Custom Data Structure or Built-in?

  1. Hi everyone,

    I am working on a project using Neo4j where I save the states of approximately 100 entities every 5 minutes.

    I have labels for entities and states, and I create a new state for each entity every 5 minutes. I want to draw graphs of evolutions of properties for different timeframes (24 hours, 7 days, 1 month, 1 year).

    To achieve this, I am creating new labels, such as "EntitiesStateA," which is aggregations of 6 states and created every 30 minutes, "EntitiesStateB" aggregation of "EntitiesStateA" and so on...

    I am also using a linked list based approach with the "PreviousState" relation to select the 50 most recent states instead of sorting through all states related to an entity.

    I am wondering if this approach improves performance and if there are any other suggestions for data structures or other ways to improve performance, such as using a TimeSeriesDB for state storage and Neo4j for shortest path and other calculations with states only.

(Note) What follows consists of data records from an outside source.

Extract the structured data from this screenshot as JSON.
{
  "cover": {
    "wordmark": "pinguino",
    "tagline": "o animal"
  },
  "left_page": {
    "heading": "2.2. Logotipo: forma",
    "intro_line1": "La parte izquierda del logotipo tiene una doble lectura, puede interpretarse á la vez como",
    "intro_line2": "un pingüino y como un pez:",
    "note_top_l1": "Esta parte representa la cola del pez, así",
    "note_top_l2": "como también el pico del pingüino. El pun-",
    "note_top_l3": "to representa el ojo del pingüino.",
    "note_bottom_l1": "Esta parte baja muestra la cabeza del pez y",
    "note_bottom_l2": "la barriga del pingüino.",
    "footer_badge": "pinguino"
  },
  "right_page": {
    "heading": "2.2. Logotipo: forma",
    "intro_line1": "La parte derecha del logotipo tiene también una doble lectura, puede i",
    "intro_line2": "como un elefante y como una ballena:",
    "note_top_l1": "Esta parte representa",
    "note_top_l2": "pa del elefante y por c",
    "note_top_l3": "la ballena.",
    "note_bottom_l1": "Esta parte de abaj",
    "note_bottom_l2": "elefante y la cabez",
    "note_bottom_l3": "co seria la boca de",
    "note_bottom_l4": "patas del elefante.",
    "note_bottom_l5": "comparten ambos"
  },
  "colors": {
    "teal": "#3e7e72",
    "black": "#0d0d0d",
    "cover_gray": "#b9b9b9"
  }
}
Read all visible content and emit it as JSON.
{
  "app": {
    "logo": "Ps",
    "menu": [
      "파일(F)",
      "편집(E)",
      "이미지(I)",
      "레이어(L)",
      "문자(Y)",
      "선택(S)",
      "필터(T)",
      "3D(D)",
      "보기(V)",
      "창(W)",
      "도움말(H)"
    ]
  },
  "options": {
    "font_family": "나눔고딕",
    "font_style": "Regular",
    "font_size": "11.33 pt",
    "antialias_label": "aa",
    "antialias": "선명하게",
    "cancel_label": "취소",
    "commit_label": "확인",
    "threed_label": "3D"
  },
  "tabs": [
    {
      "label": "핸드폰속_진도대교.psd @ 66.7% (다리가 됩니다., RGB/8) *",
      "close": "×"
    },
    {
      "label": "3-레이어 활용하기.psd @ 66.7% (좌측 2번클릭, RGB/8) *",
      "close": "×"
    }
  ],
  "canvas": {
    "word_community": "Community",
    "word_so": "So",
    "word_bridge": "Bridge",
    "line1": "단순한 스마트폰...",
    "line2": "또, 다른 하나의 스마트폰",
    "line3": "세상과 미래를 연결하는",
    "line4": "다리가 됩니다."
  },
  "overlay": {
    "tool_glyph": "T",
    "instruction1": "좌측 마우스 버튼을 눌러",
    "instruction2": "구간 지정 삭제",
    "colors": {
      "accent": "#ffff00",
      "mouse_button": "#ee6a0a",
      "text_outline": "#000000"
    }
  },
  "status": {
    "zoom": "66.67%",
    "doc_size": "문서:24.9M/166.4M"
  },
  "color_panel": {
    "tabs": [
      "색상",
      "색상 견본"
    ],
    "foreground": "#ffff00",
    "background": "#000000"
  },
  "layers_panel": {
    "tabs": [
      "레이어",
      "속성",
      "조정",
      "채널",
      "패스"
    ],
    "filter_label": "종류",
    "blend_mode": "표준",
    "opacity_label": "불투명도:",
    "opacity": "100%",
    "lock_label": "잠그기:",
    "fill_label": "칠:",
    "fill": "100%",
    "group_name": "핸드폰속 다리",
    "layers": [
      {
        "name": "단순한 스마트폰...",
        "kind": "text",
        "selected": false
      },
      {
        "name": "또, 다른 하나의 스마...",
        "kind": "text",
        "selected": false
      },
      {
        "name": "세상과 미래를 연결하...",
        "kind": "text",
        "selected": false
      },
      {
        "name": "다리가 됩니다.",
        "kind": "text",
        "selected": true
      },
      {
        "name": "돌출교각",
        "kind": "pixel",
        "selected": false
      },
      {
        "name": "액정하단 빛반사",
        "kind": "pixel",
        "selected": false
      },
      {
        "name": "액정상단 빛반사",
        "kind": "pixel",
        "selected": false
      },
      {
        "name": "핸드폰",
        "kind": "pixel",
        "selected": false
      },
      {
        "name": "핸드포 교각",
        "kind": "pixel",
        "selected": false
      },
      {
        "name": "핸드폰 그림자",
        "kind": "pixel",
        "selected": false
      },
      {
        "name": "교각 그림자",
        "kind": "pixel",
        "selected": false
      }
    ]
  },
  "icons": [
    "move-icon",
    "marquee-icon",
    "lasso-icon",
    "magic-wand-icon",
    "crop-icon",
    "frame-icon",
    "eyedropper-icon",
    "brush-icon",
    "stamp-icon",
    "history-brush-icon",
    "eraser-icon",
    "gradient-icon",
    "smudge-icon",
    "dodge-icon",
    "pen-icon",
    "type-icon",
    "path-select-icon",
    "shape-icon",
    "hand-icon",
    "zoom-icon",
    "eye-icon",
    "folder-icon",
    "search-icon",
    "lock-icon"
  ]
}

    To make it shorter : Would you advise me to use built-in functions of Neo4j to simplify my life ?

Try something like this:
Entity - Start_Date - UpdatedState (value, updated time)- UpdatedState (value, updated time).......

Cypher:
merge (a:Entity {name: "ABC", state:"AB", createdOn: "01/01/2023"})
merge (b:ChangeDate {date: "01/02/2023"})
merge (a)-[:STATE_UPDATED_DATE]->(b)

create (c:UpdatedState {state: "BA", time: "1.00"})
merge (b)-[:STATE_UPDATED_TIME]->(c)

Each Entity node will have multiple branches one for each date. You can run the queries based on the date periods. Check this link where phone call records are stored with a similar model.
https://neo4j.com/graphgists/call-detail-records-cdr-analytics/

Thanks,

your solution seems very pleasant to work with. And it's true that we can explore all the states of the same entity. However, the question remains the same: I want to trace a graph for different time scales. Doing the same requests each time by retrieving all the changes (and therefore all the nodes) that are more recent than a year (for example) and then aggregating them seems quite costly and therefore probably to be avoided. The question (maybe poorly posed) is:

1. Am I wrong? Maybe for the few data I have, these requests remain extremely fast with Neo4J
2. If not ? Are there any easy-to-use (and update) implementations or data structures that allow us to quickly retrieve already aggregated data for different time scales?

Thanks you for the link.
I leave open to see if anyone else has another idea.